The Taxpayer's Stake

The fiscal dimension of this problem is rarely emphasized but is substantial. Tax-exempt status is not a neutral administrative classification. It is a taxpayer subsidy. When an organization is exempt from federal income tax on its revenues and operations, the foregone tax revenue is effectively borne by all other taxpayers.

The Congressional Budget Office does not regularly publish aggregate estimates of revenue foregone through 501(c)(4) exemptions, but nonprofit sector analysts have estimated the total value of federal tax exemptions across 501(c) categories in the hundreds of billions annually. The 501(c)(4) slice of that figure — covering organizations that can engage in substantial political activity — represents a meaningful public expenditure for which the public receives no accounting.

In an era of intense scrutiny over government spending, this particular expenditure has escaped almost all attention. The same political environment that demands rigorous accountability for every dollar of federal grants and agency budgets tolerates a system in which politically active nonprofits receive tax subsidies, hide their donors, and face zero enforcement of the conditions under which their exemptions were granted.

The Disclosure Fix

The solution is not ideologically complicated. Both conservative and libertarian voices — including the Cato Institute and several free-market legal scholars — have argued that the problem is not political spending by nonprofits per se, but the concealment of that spending behind a tax-exempt designation whose conditions are not enforced.

Rep. Jason Crow's End Dark Money Act would restore IRS authority to clarify 501(c)(4) rules. The DISCLOSE Act, introduced in various forms since 2012, would require these organizations to publicly report large donors when they engage in election-related activity. Neither bill has passed the Senate. Neither has come close.

In the meantime, the loophole remains open. Undisclosed donors continue to fund politically active organizations. The IRS continues to forgo enforcement. And — as the recent Prairieland trial made visible — those organizations continue to extend their influence deeper into the machinery of federal governance, from lobbying legislators to advising prosecutors.
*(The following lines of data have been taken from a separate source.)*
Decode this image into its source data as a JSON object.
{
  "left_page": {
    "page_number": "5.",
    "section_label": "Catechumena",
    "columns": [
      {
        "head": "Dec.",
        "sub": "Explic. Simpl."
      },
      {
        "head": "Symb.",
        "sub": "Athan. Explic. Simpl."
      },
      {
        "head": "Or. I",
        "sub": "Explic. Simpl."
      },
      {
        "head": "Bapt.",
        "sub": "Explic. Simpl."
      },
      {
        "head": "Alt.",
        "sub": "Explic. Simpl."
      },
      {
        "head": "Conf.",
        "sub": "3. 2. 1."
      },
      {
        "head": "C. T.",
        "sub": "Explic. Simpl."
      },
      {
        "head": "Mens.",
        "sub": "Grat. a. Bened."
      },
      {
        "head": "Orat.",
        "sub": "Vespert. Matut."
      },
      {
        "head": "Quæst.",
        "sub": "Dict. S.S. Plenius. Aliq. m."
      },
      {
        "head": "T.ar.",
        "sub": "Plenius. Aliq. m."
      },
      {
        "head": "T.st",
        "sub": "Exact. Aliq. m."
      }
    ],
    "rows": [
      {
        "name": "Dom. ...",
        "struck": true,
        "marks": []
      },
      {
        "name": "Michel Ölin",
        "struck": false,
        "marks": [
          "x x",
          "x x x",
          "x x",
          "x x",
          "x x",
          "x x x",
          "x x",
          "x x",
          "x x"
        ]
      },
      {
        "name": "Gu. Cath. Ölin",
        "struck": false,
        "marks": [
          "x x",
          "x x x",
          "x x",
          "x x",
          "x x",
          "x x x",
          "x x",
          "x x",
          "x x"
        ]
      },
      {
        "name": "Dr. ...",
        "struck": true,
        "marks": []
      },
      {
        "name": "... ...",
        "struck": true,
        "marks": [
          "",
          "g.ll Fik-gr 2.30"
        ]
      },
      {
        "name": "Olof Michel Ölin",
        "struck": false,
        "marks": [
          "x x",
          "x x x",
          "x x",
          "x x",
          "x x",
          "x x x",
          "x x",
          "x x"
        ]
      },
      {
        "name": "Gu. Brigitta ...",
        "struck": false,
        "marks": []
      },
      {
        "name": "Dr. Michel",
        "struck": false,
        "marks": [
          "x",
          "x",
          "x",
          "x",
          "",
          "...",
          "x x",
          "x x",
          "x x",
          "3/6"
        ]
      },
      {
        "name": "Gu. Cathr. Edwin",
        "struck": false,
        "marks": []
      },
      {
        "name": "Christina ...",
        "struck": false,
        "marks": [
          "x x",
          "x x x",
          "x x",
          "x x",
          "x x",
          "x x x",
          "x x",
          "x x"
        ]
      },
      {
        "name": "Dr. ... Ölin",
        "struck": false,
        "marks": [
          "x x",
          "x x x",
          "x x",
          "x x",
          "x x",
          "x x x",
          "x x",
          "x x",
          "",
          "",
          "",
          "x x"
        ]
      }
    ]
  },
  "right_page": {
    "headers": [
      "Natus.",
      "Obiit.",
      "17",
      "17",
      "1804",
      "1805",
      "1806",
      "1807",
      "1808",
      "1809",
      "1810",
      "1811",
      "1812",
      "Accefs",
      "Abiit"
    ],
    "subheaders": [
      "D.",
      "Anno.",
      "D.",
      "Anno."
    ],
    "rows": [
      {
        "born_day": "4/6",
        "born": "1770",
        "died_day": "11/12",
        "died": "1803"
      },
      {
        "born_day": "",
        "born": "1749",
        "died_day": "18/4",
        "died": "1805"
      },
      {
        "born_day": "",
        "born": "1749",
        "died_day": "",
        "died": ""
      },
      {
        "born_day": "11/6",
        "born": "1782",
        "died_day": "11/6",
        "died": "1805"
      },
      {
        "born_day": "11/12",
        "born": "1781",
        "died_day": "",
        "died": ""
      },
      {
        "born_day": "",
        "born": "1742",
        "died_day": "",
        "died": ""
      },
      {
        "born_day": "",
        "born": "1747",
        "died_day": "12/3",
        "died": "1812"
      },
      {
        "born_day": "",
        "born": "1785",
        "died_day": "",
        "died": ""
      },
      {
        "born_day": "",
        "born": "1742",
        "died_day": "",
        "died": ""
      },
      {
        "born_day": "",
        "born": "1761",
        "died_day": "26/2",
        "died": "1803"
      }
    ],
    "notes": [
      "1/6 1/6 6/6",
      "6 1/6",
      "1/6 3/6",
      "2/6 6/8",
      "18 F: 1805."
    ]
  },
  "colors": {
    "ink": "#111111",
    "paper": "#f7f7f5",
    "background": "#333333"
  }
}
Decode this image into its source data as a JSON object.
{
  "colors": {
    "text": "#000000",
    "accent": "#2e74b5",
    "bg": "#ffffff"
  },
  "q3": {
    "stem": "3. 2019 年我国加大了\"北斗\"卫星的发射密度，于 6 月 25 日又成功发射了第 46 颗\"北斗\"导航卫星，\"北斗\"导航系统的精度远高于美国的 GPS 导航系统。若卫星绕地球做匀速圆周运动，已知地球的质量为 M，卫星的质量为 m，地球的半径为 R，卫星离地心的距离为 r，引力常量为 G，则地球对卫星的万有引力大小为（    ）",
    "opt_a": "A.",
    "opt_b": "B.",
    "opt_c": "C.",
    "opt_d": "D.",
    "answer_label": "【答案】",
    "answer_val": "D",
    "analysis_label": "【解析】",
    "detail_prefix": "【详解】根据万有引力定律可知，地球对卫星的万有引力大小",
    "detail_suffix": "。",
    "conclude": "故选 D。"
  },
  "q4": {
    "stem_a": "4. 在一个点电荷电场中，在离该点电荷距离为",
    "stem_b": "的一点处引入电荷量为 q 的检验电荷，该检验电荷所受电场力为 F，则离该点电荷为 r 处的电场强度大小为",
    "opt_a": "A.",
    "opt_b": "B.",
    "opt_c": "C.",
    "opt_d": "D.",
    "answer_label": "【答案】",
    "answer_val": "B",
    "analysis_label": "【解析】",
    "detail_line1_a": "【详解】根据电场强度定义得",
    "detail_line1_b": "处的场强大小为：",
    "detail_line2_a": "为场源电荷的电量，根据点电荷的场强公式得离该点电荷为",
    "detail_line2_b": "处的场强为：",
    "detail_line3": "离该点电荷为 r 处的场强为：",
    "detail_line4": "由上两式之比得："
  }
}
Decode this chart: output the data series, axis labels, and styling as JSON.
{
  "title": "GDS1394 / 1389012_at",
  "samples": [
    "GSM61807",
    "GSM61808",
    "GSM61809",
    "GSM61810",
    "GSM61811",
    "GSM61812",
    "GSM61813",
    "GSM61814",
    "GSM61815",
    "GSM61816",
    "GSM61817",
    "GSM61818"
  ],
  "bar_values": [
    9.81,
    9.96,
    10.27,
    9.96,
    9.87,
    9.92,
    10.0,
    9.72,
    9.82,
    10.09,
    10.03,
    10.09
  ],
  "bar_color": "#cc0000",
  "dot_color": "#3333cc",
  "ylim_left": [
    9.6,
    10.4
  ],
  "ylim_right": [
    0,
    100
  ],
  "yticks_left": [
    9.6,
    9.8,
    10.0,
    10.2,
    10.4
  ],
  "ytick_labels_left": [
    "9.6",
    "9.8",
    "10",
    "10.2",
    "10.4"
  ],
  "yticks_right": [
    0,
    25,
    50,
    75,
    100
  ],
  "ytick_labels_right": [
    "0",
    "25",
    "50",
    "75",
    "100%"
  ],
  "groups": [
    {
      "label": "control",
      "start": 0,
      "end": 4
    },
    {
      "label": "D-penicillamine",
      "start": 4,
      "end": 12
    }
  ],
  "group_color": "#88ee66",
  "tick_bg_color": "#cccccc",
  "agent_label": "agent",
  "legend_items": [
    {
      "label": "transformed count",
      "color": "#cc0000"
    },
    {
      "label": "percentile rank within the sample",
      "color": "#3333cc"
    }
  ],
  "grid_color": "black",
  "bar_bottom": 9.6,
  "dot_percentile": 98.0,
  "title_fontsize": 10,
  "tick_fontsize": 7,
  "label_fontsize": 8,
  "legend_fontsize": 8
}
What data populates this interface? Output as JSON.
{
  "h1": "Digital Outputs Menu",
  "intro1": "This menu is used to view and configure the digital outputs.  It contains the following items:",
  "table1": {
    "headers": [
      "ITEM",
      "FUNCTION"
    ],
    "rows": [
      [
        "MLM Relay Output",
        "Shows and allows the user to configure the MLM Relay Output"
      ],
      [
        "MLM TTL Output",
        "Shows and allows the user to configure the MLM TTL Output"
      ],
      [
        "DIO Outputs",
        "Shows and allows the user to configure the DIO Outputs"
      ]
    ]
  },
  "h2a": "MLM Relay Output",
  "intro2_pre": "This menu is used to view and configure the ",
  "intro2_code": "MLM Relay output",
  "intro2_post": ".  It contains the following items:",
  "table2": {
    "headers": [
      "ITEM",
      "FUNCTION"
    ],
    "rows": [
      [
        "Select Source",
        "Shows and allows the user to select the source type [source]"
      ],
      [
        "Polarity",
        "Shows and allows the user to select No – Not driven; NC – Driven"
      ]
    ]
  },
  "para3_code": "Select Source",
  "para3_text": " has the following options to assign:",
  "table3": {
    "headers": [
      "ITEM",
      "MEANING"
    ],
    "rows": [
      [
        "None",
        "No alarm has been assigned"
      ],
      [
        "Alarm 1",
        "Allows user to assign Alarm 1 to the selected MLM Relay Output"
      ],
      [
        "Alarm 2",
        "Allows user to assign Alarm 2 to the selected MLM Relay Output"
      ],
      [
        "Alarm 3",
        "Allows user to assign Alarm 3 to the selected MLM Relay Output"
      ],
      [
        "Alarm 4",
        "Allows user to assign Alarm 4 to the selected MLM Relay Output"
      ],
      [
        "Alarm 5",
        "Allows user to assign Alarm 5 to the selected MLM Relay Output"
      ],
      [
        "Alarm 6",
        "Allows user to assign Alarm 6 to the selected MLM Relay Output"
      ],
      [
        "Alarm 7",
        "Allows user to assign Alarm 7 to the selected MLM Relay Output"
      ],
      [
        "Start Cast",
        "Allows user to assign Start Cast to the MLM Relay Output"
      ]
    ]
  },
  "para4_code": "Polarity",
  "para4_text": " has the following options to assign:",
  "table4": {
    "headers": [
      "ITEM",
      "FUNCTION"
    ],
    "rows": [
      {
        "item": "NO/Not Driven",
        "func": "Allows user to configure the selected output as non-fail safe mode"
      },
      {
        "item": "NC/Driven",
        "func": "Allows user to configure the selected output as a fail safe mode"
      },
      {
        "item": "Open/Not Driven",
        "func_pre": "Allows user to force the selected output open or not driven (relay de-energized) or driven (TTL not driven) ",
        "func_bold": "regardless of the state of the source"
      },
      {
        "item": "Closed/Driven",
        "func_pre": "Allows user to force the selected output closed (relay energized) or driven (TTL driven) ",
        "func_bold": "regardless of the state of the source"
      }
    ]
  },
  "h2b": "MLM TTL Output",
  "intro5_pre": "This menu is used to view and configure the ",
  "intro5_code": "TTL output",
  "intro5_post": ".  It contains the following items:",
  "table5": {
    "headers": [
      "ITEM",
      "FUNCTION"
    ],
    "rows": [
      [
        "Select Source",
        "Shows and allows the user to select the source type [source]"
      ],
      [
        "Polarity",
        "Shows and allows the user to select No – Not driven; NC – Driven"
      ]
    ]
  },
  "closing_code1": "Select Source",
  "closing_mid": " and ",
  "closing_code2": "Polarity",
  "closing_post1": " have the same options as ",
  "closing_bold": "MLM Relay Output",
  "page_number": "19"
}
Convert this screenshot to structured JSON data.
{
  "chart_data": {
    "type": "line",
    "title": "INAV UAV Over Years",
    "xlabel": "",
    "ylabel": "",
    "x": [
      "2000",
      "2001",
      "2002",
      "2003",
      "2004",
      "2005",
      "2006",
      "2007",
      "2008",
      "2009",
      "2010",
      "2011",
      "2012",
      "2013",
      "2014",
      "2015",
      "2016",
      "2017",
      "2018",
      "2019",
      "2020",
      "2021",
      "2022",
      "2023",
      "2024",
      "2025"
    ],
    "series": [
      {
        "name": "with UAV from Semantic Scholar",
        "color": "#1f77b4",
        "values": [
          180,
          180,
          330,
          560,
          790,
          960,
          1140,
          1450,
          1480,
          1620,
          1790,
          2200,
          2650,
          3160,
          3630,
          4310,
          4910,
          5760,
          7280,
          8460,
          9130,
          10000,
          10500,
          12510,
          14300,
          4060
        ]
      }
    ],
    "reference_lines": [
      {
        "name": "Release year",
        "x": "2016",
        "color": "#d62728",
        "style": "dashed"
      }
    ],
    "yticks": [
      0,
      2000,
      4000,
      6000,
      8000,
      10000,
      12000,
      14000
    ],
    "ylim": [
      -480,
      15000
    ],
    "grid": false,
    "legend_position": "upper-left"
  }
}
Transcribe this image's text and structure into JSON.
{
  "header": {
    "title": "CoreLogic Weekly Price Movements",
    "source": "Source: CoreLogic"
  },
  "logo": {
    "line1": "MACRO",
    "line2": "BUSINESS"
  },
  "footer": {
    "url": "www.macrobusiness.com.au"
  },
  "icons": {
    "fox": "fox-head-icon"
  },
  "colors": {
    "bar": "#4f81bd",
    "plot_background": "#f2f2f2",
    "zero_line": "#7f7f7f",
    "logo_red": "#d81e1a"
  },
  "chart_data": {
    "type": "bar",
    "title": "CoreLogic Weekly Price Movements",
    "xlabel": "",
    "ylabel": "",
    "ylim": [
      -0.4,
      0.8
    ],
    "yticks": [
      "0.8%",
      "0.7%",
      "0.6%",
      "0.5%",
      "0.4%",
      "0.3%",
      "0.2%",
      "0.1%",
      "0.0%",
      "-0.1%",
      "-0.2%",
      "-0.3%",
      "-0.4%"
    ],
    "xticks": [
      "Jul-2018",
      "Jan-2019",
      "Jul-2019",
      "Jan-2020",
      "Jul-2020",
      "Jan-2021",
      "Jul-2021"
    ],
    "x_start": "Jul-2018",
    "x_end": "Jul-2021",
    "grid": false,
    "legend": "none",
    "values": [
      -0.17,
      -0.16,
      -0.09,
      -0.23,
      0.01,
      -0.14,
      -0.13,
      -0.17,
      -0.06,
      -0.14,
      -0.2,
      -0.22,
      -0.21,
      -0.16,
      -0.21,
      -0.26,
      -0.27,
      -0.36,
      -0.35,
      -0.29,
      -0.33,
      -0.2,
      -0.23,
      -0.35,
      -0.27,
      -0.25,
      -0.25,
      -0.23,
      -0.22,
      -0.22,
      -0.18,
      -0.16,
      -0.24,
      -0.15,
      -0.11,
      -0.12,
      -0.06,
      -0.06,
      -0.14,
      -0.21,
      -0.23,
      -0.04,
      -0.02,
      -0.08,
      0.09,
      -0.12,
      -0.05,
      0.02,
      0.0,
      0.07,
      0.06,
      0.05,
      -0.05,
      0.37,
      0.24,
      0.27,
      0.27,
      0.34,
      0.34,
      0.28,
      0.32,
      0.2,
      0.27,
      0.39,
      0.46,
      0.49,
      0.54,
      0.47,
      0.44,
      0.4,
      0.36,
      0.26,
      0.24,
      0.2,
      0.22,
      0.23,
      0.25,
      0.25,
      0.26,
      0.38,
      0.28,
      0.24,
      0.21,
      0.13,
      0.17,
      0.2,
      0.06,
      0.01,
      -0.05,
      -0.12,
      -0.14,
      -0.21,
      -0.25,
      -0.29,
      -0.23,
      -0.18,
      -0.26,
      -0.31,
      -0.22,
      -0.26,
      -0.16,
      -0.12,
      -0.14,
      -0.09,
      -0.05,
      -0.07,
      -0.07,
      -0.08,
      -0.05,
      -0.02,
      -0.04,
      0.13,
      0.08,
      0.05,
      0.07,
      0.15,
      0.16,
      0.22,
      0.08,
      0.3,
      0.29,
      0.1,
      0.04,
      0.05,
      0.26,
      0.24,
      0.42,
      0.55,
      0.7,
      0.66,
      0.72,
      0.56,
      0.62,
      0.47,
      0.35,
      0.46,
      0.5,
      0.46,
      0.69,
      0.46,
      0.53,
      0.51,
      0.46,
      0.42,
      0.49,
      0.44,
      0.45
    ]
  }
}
Americans who believe in government accountability — regardless of which organizations they think are misusing the exemption today — have a shared interest in a system where the rules mean something. The alternative is a permanent shadow infrastructure of tax-subsidized political influence, answerable to no one, disclosed to no one, and increasingly capable of directing the power of the federal government against American citizens.

Who Benefits?

Who benefits from the status quo: Politically active nonprofits on both sides of the aisle that prefer to fund political operations without disclosing their donors. The advocacy organizations whose influence is amplified by their ability to operate without public accountability. The large donors whose identities are shielded by the layered structure of 501(c)(4) funding.

Who bears the cost: American taxpayers who subsidize these organizations through foregone tax revenue while receiving no meaningful accounting of their activities. Citizens whose policy environment is shaped by organizations whose funders and agendas are deliberately hidden. Future administrations and future targets who will inherit whatever precedents today's unaccountable organizations help establish.